– Хорошо… Да, на чем это я остановился? Ах да, на втором рождении Бальдра. Было предсказано, что после Рагнарёка Бальдр вновь родится на Земле, очищенной всепоглощающим пламенем от всякого зла. Бальдр должен был возродиться божеством света и мира, божеством справедливости, которое бы оберегало людей. Но, конечно же, никакого очищающего пламени не было, и однажды я нашел Бальдра, который брел, спотыкаясь, по моим лесам, и даже имени своего не помнил. Одет он был в какие-то грязные тряпки, потерянный, изголодавшийся. И, зная, как мало осталось наших, из древнего рода, я пожалел его. Почувствовал за него ответственность. И вот я привел его к себе, одел, накормил, напоил. И все же ни разу я не видел его улыбки, только не тогда. Зато иногда я ловил на себе его мрачный взгляд, будто он винил меня за все его злосчастья. Мне надо было еще тогда обратить на это внимание, но правда в том, что я чувствовал вину, вину за все то, что сделали ему мой дед и моя мать. Я питал иллюзию, что добро, которое я ему делаю, каким-то образом искупит грехи моего рода.
Я предложил ему братство, дал ему место подле себя. Вместе мы принялись возрождать повсюду святки. Но он вечно был мрачен, подавлен, и помощи от него было немного. Однажды ночью, когда я разорял один дом, где почитали святого Николая, я увидел, как Бальдр прихватил маленькую книжицу с символом святого на обложке. Надо мне было тогда ее отнять, бросить в огонь, но жалость сделала меня слабым. С тех прошло не так уж много времени, и он начал носить красное и белое, подражая святому Николаю. Но я все еще ничего не говорил, надеялся, что это пройдет. А потом я нашел крест. Он стоял на каминной полке, нагло, на самом виду. Это было, как пощечина – символ моих гонителей в моем собственном доме! Этого я уже не мог снести. Я ворвался в его комнату и бросил треклятый крест в огонь. Я сорвал с его сундука крышку, намереваясь найти ту книгу, и уничтожить. Книги я не нашел, зато обнаружил, что в сундук был полон реликвий и свитков с учением мертвого святого. Я разорвал все в клочья, швырнул к его ногам и потребовал объяснений. Спросил его, как он мог обратиться к подобному злу. На его лице не отразилось никаких чувств, оно было как камень. Как всегда. Он сказал мне, что старые традиции мертвы. Что я слишком слеп, чтобы понять – время Древних на земле закончилось. Он выхватил из огня дымящийся крест и протянул его мне, будто это был какой-то талисман. «Вот, – сказал он. – Вот мир, в котором мы теперь живем. И если ты не научишься служить ему, то вскоре станешь лишь воспоминанием».
Я выбил крест у него из рук, и ударил его по лицу. Он даже не моргнул, только все глядел на меня этими своими холодными глазами. Я пришел в ярость, ударил его опять – этот удар свалил бы и быка! И ничего, он будто даже ничего и не почувствовал, и тогда-то я в первый раз увидел, как он улыбается. Это была улыбка жалости.
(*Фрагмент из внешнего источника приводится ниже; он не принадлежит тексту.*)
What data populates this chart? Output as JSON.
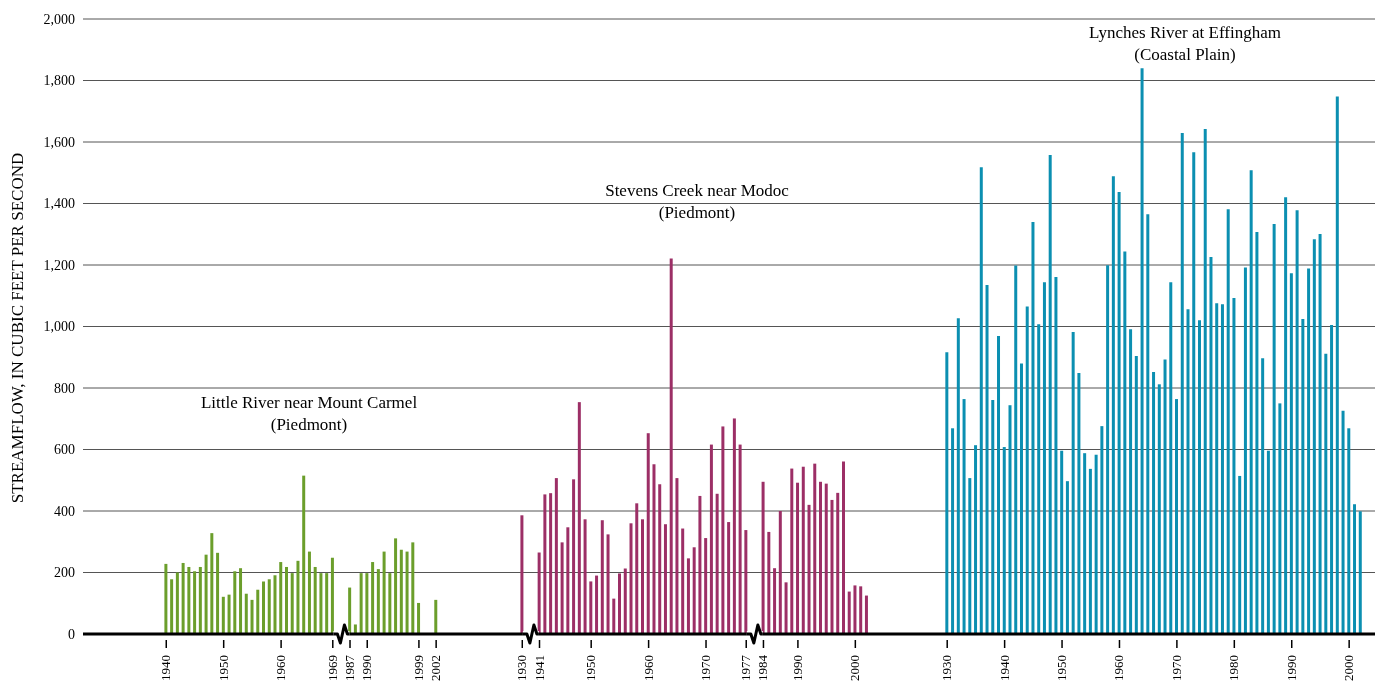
{
  "chart_data": {
    "type": "bar",
    "ylabel": "STREAMFLOW, IN CUBIC FEET PER SECOND",
    "annotations": [
      "Little River near Mount Carmel\n(Piedmont)",
      "Stevens Creek near Modoc\n(Piedmont)",
      "Lynches River at Effingham\n(Coastal Plain)"
    ],
    "categories": [
      null,
      null,
      null,
      null,
      null,
      null,
      null,
      null,
      null,
      null,
      null,
      null,
      null,
      null,
      "1940",
      null,
      null,
      null,
      null,
      null,
      null,
      null,
      null,
      null,
      "1950",
      null,
      null,
      null,
      null,
      null,
      null,
      null,
      null,
      null,
      "1960",
      null,
      null,
      null,
      null,
      null,
      null,
      null,
      null,
      "1969",
      null,
      null,
      "1987",
      null,
      null,
      "1990",
      null,
      null,
      null,
      null,
      null,
      null,
      null,
      null,
      "1999",
      null,
      null,
      "2002",
      null,
      null,
      null,
      null,
      null,
      null,
      null,
      null,
      null,
      null,
      null,
      null,
      null,
      null,
      "1930",
      null,
      null,
      "1941",
      null,
      null,
      null,
      null,
      null,
      null,
      null,
      null,
      "1950",
      null,
      null,
      null,
      null,
      null,
      null,
      null,
      null,
      null,
      "1960",
      null,
      null,
      null,
      null,
      null,
      null,
      null,
      null,
      null,
      "1970",
      null,
      null,
      null,
      null,
      null,
      null,
      "1977",
      null,
      null,
      "1984",
      null,
      null,
      null,
      null,
      null,
      "1990",
      null,
      null,
      null,
      null,
      null,
      null,
      null,
      null,
      null,
      "2000",
      null,
      null,
      null,
      null,
      null,
      null,
      null,
      null,
      null,
      null,
      null,
      null,
      null,
      null,
      null,
      "1930",
      null,
      null,
      null,
      null,
      null,
      null,
      null,
      null,
      null,
      "1940",
      null,
      null,
      null,
      null,
      null,
      null,
      null,
      null,
      null,
      "1950",
      null,
      null,
      null,
      null,
      null,
      null,
      null,
      null,
      null,
      "1960",
      null,
      null,
      null,
      null,
      null,
      null,
      null,
      null,
      null,
      "1970",
      null,
      null,
      null,
      null,
      null,
      null,
      null,
      null,
      null,
      "1980",
      null,
      null,
      null,
      null,
      null,
      null,
      null,
      null,
      null,
      "1990",
      null,
      null,
      null,
      null,
      null,
      null,
      null,
      null,
      null,
      "2000",
      null,
      null,
      null,
      null
    ],
    "series": [
      {
        "color": "#6b9e2b",
        "values": [
          null,
          null,
          null,
          null,
          null,
          null,
          null,
          null,
          null,
          null,
          null,
          null,
          null,
          null,
          228,
          178,
          200,
          231,
          218,
          204,
          218,
          258,
          328,
          264,
          121,
          128,
          204,
          214,
          131,
          111,
          144,
          171,
          178,
          191,
          234,
          218,
          198,
          238,
          515,
          268,
          218,
          198,
          198,
          248,
          null,
          null,
          151,
          31,
          198,
          198,
          234,
          211,
          268,
          198,
          311,
          274,
          268,
          298,
          101,
          null,
          null,
          111,
          null,
          null,
          null,
          null,
          null,
          null,
          null,
          null,
          null,
          null,
          null,
          null,
          null,
          null,
          null,
          null,
          null,
          null,
          null,
          null,
          null,
          null,
          null,
          null,
          null,
          null,
          null,
          null,
          null,
          null,
          null,
          null,
          null,
          null,
          null,
          null,
          null,
          null,
          null,
          null,
          null,
          null,
          null,
          null,
          null,
          null,
          null,
          null,
          null,
          null,
          null,
          null,
          null,
          null,
          null,
          null,
          null,
          null,
          null,
          null,
          null,
          null,
          null,
          null,
          null,
          null,
          null,
          null,
          null,
          null,
          null,
          null,
          null,
          null,
          null,
          null,
          null,
          null,
          null,
          null,
          null,
          null,
          null,
          null,
          null,
          null,
          null,
          null,
          null,
          null,
          null,
          null,
          null,
          null,
          null,
          null,
          null,
          null,
          null,
          null,
          null,
          null,
          null,
          null,
          null,
          null,
          null,
          null,
          null,
          null,
          null,
          null,
          null,
          null,
          null,
          null,
          null,
          null,
          null,
          null,
          null,
          null,
          null,
          null,
          null,
          null,
          null,
          null,
          null,
          null,
          null,
          null,
          null,
          null,
          null,
          null,
          null,
          null,
          null,
          null,
          null,
          null,
          null,
          null,
          null,
          null,
          null,
          null,
          null,
          null,
          null,
          null,
          null,
          null,
          null,
          null,
          null,
          null,
          null,
          null,
          null,
          null,
          null
        ]
      },
      {
        "color": "#9c2f66",
        "values": [
          null,
          null,
          null,
          null,
          null,
          null,
          null,
          null,
          null,
          null,
          null,
          null,
          null,
          null,
          null,
          null,
          null,
          null,
          null,
          null,
          null,
          null,
          null,
          null,
          null,
          null,
          null,
          null,
          null,
          null,
          null,
          null,
          null,
          null,
          null,
          null,
          null,
          null,
          null,
          null,
          null,
          null,
          null,
          null,
          null,
          null,
          null,
          null,
          null,
          null,
          null,
          null,
          null,
          null,
          null,
          null,
          null,
          null,
          null,
          null,
          null,
          null,
          null,
          null,
          null,
          null,
          null,
          null,
          null,
          null,
          null,
          null,
          null,
          null,
          null,
          null,
          386,
          null,
          null,
          265,
          454,
          458,
          507,
          298,
          347,
          503,
          754,
          373,
          171,
          190,
          370,
          324,
          115,
          197,
          213,
          360,
          425,
          373,
          653,
          552,
          487,
          357,
          1221,
          507,
          343,
          246,
          282,
          449,
          312,
          616,
          456,
          675,
          364,
          701,
          616,
          338,
          null,
          null,
          495,
          332,
          214,
          400,
          168,
          538,
          492,
          544,
          420,
          554,
          495,
          489,
          436,
          459,
          561,
          138,
          158,
          155,
          125,
          null,
          null,
          null,
          null,
          null,
          null,
          null,
          null,
          null,
          null,
          null,
          null,
          null,
          null,
          null,
          null,
          null,
          null,
          null,
          null,
          null,
          null,
          null,
          null,
          null,
          null,
          null,
          null,
          null,
          null,
          null,
          null,
          null,
          null,
          null,
          null,
          null,
          null,
          null,
          null,
          null,
          null,
          null,
          null,
          null,
          null,
          null,
          null,
          null,
          null,
          null,
          null,
          null,
          null,
          null,
          null,
          null,
          null,
          null,
          null,
          null,
          null,
          null,
          null,
          null,
          null,
          null,
          null,
          null,
          null,
          null,
          null,
          null,
          null,
          null,
          null,
          null,
          null,
          null,
          null,
          null,
          null,
          null,
          null,
          null,
          null,
          null,
          null
        ]
      },
      {
        "color": "#0b8fb1",
        "values": [
          null,
          null,
          null,
          null,
          null,
          null,
          null,
          null,
          null,
          null,
          null,
          null,
          null,
          null,
          null,
          null,
          null,
          null,
          null,
          null,
          null,
          null,
          null,
          null,
          null,
          null,
          null,
          null,
          null,
          null,
          null,
          null,
          null,
          null,
          null,
          null,
          null,
          null,
          null,
          null,
          null,
          null,
          null,
          null,
          null,
          null,
          null,
          null,
          null,
          null,
          null,
          null,
          null,
          null,
          null,
          null,
          null,
          null,
          null,
          null,
          null,
          null,
          null,
          null,
          null,
          null,
          null,
          null,
          null,
          null,
          null,
          null,
          null,
          null,
          null,
          null,
          null,
          null,
          null,
          null,
          null,
          null,
          null,
          null,
          null,
          null,
          null,
          null,
          null,
          null,
          null,
          null,
          null,
          null,
          null,
          null,
          null,
          null,
          null,
          null,
          null,
          null,
          null,
          null,
          null,
          null,
          null,
          null,
          null,
          null,
          null,
          null,
          null,
          null,
          null,
          null,
          null,
          null,
          null,
          null,
          null,
          null,
          null,
          null,
          null,
          null,
          null,
          null,
          null,
          null,
          null,
          null,
          null,
          null,
          null,
          null,
          null,
          null,
          null,
          null,
          null,
          null,
          null,
          null,
          null,
          null,
          null,
          null,
          null,
          null,
          916,
          669,
          1027,
          764,
          507,
          614,
          1518,
          1135,
          761,
          969,
          608,
          744,
          1198,
          880,
          1065,
          1340,
          1007,
          1144,
          1558,
          1161,
          596,
          497,
          982,
          849,
          588,
          537,
          583,
          676,
          1199,
          1489,
          1437,
          1244,
          991,
          904,
          1840,
          1365,
          852,
          812,
          893,
          1144,
          764,
          1629,
          1056,
          1567,
          1020,
          1642,
          1226,
          1076,
          1072,
          1381,
          1093,
          514,
          1192,
          1508,
          1307,
          897,
          596,
          1333,
          750,
          1420,
          1173,
          1378,
          1024,
          1189,
          1284,
          1301,
          911,
          1005,
          1748,
          726,
          669,
          422,
          399,
          null,
          null
        ]
      }
    ],
    "ylim": [
      0,
      2000
    ],
    "yticks": [
      0,
      {
        "value": 200,
        "label": "200"
      },
      {
        "value": 400,
        "label": "400"
      },
      {
        "value": 600,
        "label": "600"
      },
      {
        "value": 800,
        "label": "800"
      },
      {
        "value": 1000,
        "label": "1,000"
      },
      {
        "value": 1200,
        "label": "1,200"
      },
      {
        "value": 1400,
        "label": "1,400"
      },
      {
        "value": 1600,
        "label": "1,600"
      },
      {
        "value": 1800,
        "label": "1,800"
      },
      {
        "value": 2000,
        "label": "2,000"
      }
    ],
    "grid": "y"
  }
}
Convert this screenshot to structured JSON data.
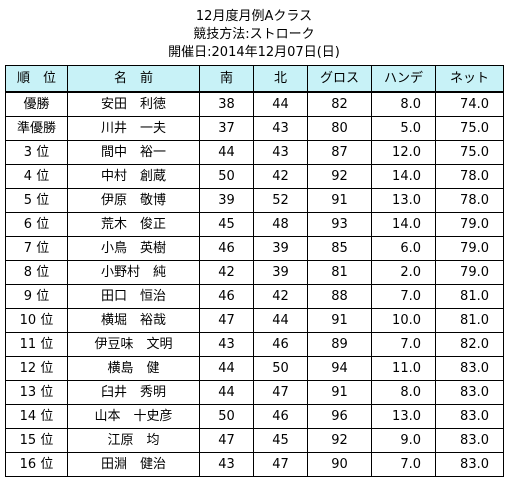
{
  "title": {
    "line1": "12月度月例Aクラス",
    "line2": "競技方法:ストローク",
    "line3": "開催日:2014年12月07日(日)"
  },
  "headers": [
    "順　位",
    "名　前",
    "南",
    "北",
    "グロス",
    "ハンデ",
    "ネット"
  ],
  "rows": [
    {
      "rank": "優勝",
      "name": "安田　利徳",
      "south": "38",
      "north": "44",
      "gross": "82",
      "handicap": "8.0",
      "net": "74.0"
    },
    {
      "rank": "準優勝",
      "name": "川井　一夫",
      "south": "37",
      "north": "43",
      "gross": "80",
      "handicap": "5.0",
      "net": "75.0"
    },
    {
      "rank": "3 位",
      "name": "間中　裕一",
      "south": "44",
      "north": "43",
      "gross": "87",
      "handicap": "12.0",
      "net": "75.0"
    },
    {
      "rank": "4 位",
      "name": "中村　創蔵",
      "south": "50",
      "north": "42",
      "gross": "92",
      "handicap": "14.0",
      "net": "78.0"
    },
    {
      "rank": "5 位",
      "name": "伊原　敬博",
      "south": "39",
      "north": "52",
      "gross": "91",
      "handicap": "13.0",
      "net": "78.0"
    },
    {
      "rank": "6 位",
      "name": "荒木　俊正",
      "south": "45",
      "north": "48",
      "gross": "93",
      "handicap": "14.0",
      "net": "79.0"
    },
    {
      "rank": "7 位",
      "name": "小鳥　英樹",
      "south": "46",
      "north": "39",
      "gross": "85",
      "handicap": "6.0",
      "net": "79.0"
    },
    {
      "rank": "8 位",
      "name": "小野村　純",
      "south": "42",
      "north": "39",
      "gross": "81",
      "handicap": "2.0",
      "net": "79.0"
    },
    {
      "rank": "9 位",
      "name": "田口　恒治",
      "south": "46",
      "north": "42",
      "gross": "88",
      "handicap": "7.0",
      "net": "81.0"
    },
    {
      "rank": "10 位",
      "name": "横堀　裕哉",
      "south": "47",
      "north": "44",
      "gross": "91",
      "handicap": "10.0",
      "net": "81.0"
    },
    {
      "rank": "11 位",
      "name": "伊豆味　文明",
      "south": "43",
      "north": "46",
      "gross": "89",
      "handicap": "7.0",
      "net": "82.0"
    },
    {
      "rank": "12 位",
      "name": "横島　健",
      "south": "44",
      "north": "50",
      "gross": "94",
      "handicap": "11.0",
      "net": "83.0"
    },
    {
      "rank": "13 位",
      "name": "臼井　秀明",
      "south": "44",
      "north": "47",
      "gross": "91",
      "handicap": "8.0",
      "net": "83.0"
    },
    {
      "rank": "14 位",
      "name": "山本　十史彦",
      "south": "50",
      "north": "46",
      "gross": "96",
      "handicap": "13.0",
      "net": "83.0"
    },
    {
      "rank": "15 位",
      "name": "江原　均",
      "south": "47",
      "north": "45",
      "gross": "92",
      "handicap": "9.0",
      "net": "83.0"
    },
    {
      "rank": "16 位",
      "name": "田淵　健治",
      "south": "43",
      "north": "47",
      "gross": "90",
      "handicap": "7.0",
      "net": "83.0"
    }
  ],
  "colors": {
    "header_bg": "#c8f2f7",
    "border": "#000000"
  }
}
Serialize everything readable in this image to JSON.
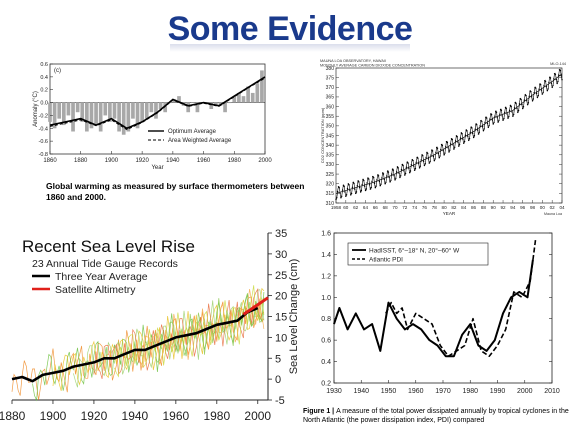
{
  "title": "Some Evidence",
  "colors": {
    "title": "#1a3a8c",
    "black_series": "#000000",
    "red_series": "#e0201a",
    "accent_orange": "#f08a24",
    "accent_green": "#6abf3c"
  },
  "chart_data": [
    {
      "type": "bar",
      "panel_label": "(c)",
      "ylabel": "Anomaly (°C)",
      "xlabel": "Year",
      "xlim": [
        1860,
        2000
      ],
      "ylim": [
        -0.8,
        0.6
      ],
      "x_ticks": [
        "1860",
        "1880",
        "1900",
        "1920",
        "1940",
        "1960",
        "1980",
        "2000"
      ],
      "y_ticks": [
        "0.6",
        "0.4",
        "0.2",
        "0.0",
        "-0.2",
        "-0.4",
        "-0.6",
        "-0.8"
      ],
      "caption": "Global warming as measured by surface thermometers between 1860 and 2000.",
      "series": [
        {
          "name": "Optimum Average",
          "x": [
            1860,
            1870,
            1880,
            1890,
            1900,
            1910,
            1920,
            1930,
            1940,
            1950,
            1960,
            1970,
            1980,
            1990,
            2000
          ],
          "values": [
            -0.35,
            -0.3,
            -0.25,
            -0.35,
            -0.25,
            -0.4,
            -0.3,
            -0.15,
            0.05,
            -0.05,
            0.0,
            -0.05,
            0.1,
            0.25,
            0.4
          ]
        },
        {
          "name": "Area Weighted Average",
          "x": [
            1860,
            1870,
            1880,
            1890,
            1900,
            1910,
            1920,
            1930,
            1940,
            1950,
            1960,
            1970,
            1980,
            1990,
            2000
          ],
          "values": [
            -0.37,
            -0.32,
            -0.27,
            -0.36,
            -0.27,
            -0.42,
            -0.31,
            -0.16,
            0.04,
            -0.06,
            -0.01,
            -0.06,
            0.09,
            0.24,
            0.38
          ]
        }
      ],
      "bars_x": [
        1860,
        1863,
        1866,
        1869,
        1872,
        1875,
        1878,
        1881,
        1884,
        1887,
        1890,
        1893,
        1896,
        1899,
        1902,
        1905,
        1908,
        1911,
        1914,
        1917,
        1920,
        1923,
        1926,
        1929,
        1932,
        1935,
        1938,
        1941,
        1944,
        1947,
        1950,
        1953,
        1956,
        1959,
        1962,
        1965,
        1968,
        1971,
        1974,
        1977,
        1980,
        1983,
        1986,
        1989,
        1992,
        1995,
        1998
      ],
      "bars_values": [
        -0.3,
        -0.4,
        -0.25,
        -0.35,
        -0.2,
        -0.45,
        -0.15,
        -0.3,
        -0.45,
        -0.4,
        -0.35,
        -0.45,
        -0.2,
        -0.3,
        -0.25,
        -0.45,
        -0.5,
        -0.45,
        -0.25,
        -0.4,
        -0.3,
        -0.25,
        -0.15,
        -0.25,
        -0.1,
        -0.15,
        0.0,
        0.05,
        0.1,
        -0.05,
        -0.15,
        0.0,
        -0.15,
        0.0,
        0.0,
        -0.1,
        -0.05,
        -0.05,
        -0.15,
        0.0,
        0.1,
        0.15,
        0.1,
        0.25,
        0.15,
        0.3,
        0.5
      ]
    },
    {
      "type": "line",
      "title_line1": "MAUNA LOA OBSERVATORY, HAWAII",
      "title_line2": "MONTHLY AVERAGE CARBON DIOXIDE CONCENTRATION",
      "tag": "MLO-144",
      "ylabel": "CO2 CONCENTRATION (ppm)",
      "xlabel": "YEAR",
      "credit": "Mauna Loa",
      "xlim": [
        1958,
        2004
      ],
      "ylim": [
        310,
        380
      ],
      "x_ticks": [
        "1958",
        "60",
        "62",
        "64",
        "66",
        "68",
        "70",
        "72",
        "74",
        "76",
        "78",
        "80",
        "82",
        "84",
        "86",
        "88",
        "90",
        "92",
        "94",
        "96",
        "98",
        "00",
        "02",
        "04"
      ],
      "y_ticks": [
        "380",
        "375",
        "370",
        "365",
        "360",
        "355",
        "350",
        "345",
        "340",
        "335",
        "330",
        "325",
        "320",
        "315",
        "310"
      ],
      "series": [
        {
          "name": "CO2",
          "x": [
            1958,
            1962,
            1966,
            1970,
            1974,
            1978,
            1982,
            1986,
            1990,
            1994,
            1998,
            2002,
            2004
          ],
          "values": [
            315,
            318,
            321,
            325,
            330,
            335,
            341,
            347,
            354,
            358,
            366,
            373,
            377
          ]
        }
      ],
      "seasonal_amplitude_ppm": 3.2
    },
    {
      "type": "line",
      "title": "Recent Sea Level Rise",
      "subtitle": "23 Annual Tide Gauge Records",
      "ylabel": "Sea Level Change (cm)",
      "xlim": [
        1880,
        2005
      ],
      "ylim": [
        -5,
        35
      ],
      "x_ticks": [
        "1880",
        "1900",
        "1920",
        "1940",
        "1960",
        "1980",
        "2000"
      ],
      "y_ticks": [
        "35",
        "30",
        "25",
        "20",
        "15",
        "10",
        "5",
        "0",
        "-5"
      ],
      "series": [
        {
          "name": "Three Year Average",
          "color": "#000000",
          "x": [
            1880,
            1885,
            1890,
            1895,
            1900,
            1905,
            1910,
            1915,
            1920,
            1925,
            1930,
            1935,
            1940,
            1945,
            1950,
            1955,
            1960,
            1965,
            1970,
            1975,
            1980,
            1985,
            1990,
            1995,
            2000
          ],
          "values": [
            0,
            0.5,
            -0.5,
            1,
            1.5,
            2,
            3,
            3.5,
            4,
            5,
            5,
            6,
            7,
            7,
            8,
            9,
            10,
            10.5,
            11,
            12,
            13,
            13.5,
            14,
            16,
            17
          ]
        },
        {
          "name": "Satellite Altimetry",
          "color": "#e0201a",
          "x": [
            1993,
            1996,
            1999,
            2002,
            2005
          ],
          "values": [
            15.5,
            16.5,
            17.5,
            18.5,
            19.5
          ]
        }
      ]
    },
    {
      "type": "line",
      "xlim": [
        1930,
        2010
      ],
      "ylim": [
        0.2,
        1.6
      ],
      "x_ticks": [
        "1930",
        "1940",
        "1950",
        "1960",
        "1970",
        "1980",
        "1990",
        "2000",
        "2010"
      ],
      "y_ticks": [
        "1.6",
        "1.4",
        "1.2",
        "1.0",
        "0.8",
        "0.6",
        "0.4",
        "0.2"
      ],
      "caption_bold": "Figure 1 | ",
      "caption": "A measure of the total power dissipated annually by tropical cyclones in the North Atlantic (the power dissipation index, PDI) compared",
      "series": [
        {
          "name": "HadISST, 6°–18° N, 20°–60° W",
          "style": "solid",
          "x": [
            1930,
            1932,
            1935,
            1938,
            1941,
            1944,
            1947,
            1950,
            1953,
            1956,
            1959,
            1962,
            1965,
            1968,
            1971,
            1974,
            1977,
            1980,
            1983,
            1986,
            1989,
            1992,
            1995,
            1998,
            2001,
            2003
          ],
          "values": [
            0.75,
            0.9,
            0.7,
            0.85,
            0.7,
            0.75,
            0.5,
            0.95,
            0.8,
            0.7,
            0.75,
            0.7,
            0.6,
            0.55,
            0.45,
            0.45,
            0.65,
            0.75,
            0.55,
            0.5,
            0.6,
            0.85,
            1.0,
            1.05,
            1.0,
            1.35
          ]
        },
        {
          "name": "Atlantic PDI",
          "style": "dashed",
          "x": [
            1949,
            1951,
            1953,
            1955,
            1957,
            1960,
            1963,
            1966,
            1969,
            1972,
            1975,
            1978,
            1981,
            1984,
            1987,
            1990,
            1993,
            1996,
            1999,
            2002,
            2004
          ],
          "values": [
            0.85,
            0.95,
            0.85,
            0.9,
            0.7,
            0.85,
            0.8,
            0.75,
            0.55,
            0.45,
            0.5,
            0.55,
            0.8,
            0.5,
            0.45,
            0.55,
            0.7,
            1.05,
            1.0,
            1.15,
            1.55
          ]
        }
      ]
    }
  ]
}
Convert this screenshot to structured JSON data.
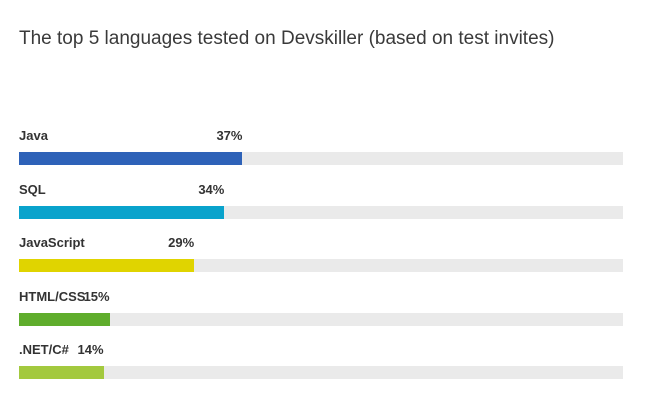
{
  "chart_data": {
    "type": "bar",
    "title": "The top 5 languages tested on Devskiller (based on test invites)",
    "categories": [
      "Java",
      "SQL",
      "JavaScript",
      "HTML/CSS",
      ".NET/C#"
    ],
    "values": [
      37,
      34,
      29,
      15,
      14
    ],
    "value_labels": [
      "37%",
      "34%",
      "29%",
      "15%",
      "14%"
    ],
    "colors": [
      "#2e62b8",
      "#09a3cc",
      "#e0d400",
      "#5fad2c",
      "#a3c93e"
    ],
    "track_color": "#eaeaea",
    "xlim": [
      0,
      100
    ],
    "grid": false
  }
}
Джесс опять закашлялся и скрючился, схватившись за живот.
– Да, понимаю, непросто такое услышать.
– Что? – еле выговорил Джесс.
– Вот, глотни еще, – Крампус протянул Джессу флягу. – Пей, сколько влезет. Есть и худшие способы уйти из этого мира.
Джесс отпил из фляги.
– Господи… Как же ты любишь… Поговорить.
– Что?
Джесс, поморщившись, прикрыл глаза.
– Поговорить? Да, порой. – Крампус тоже сделал глоток и продолжил: – Очнулся я в своем собственном погребе, в цепях. Я был прикован за запястье и лодыжку к дубовому столбу. Он сидел в кресле, в моем кресле и смотрел на меня все с тем же каменным выражением лица. Мешок Локи лежал у него на коленях, как трофей. Он предложил мне свободу, если взамен я научу его секрету мешка. Как ты знаешь, никакого секрета здесь нет, нужно просто быть прямым потомком Локи. Другого способа я не знал, магия мешка – это не моя магия, это было великое колдовство самого Локи. Этого я ему не рассказал, потому что боялся подписать себе тем самым смертный приговор. Вместо этого я сделал вид, что не хочу говорить.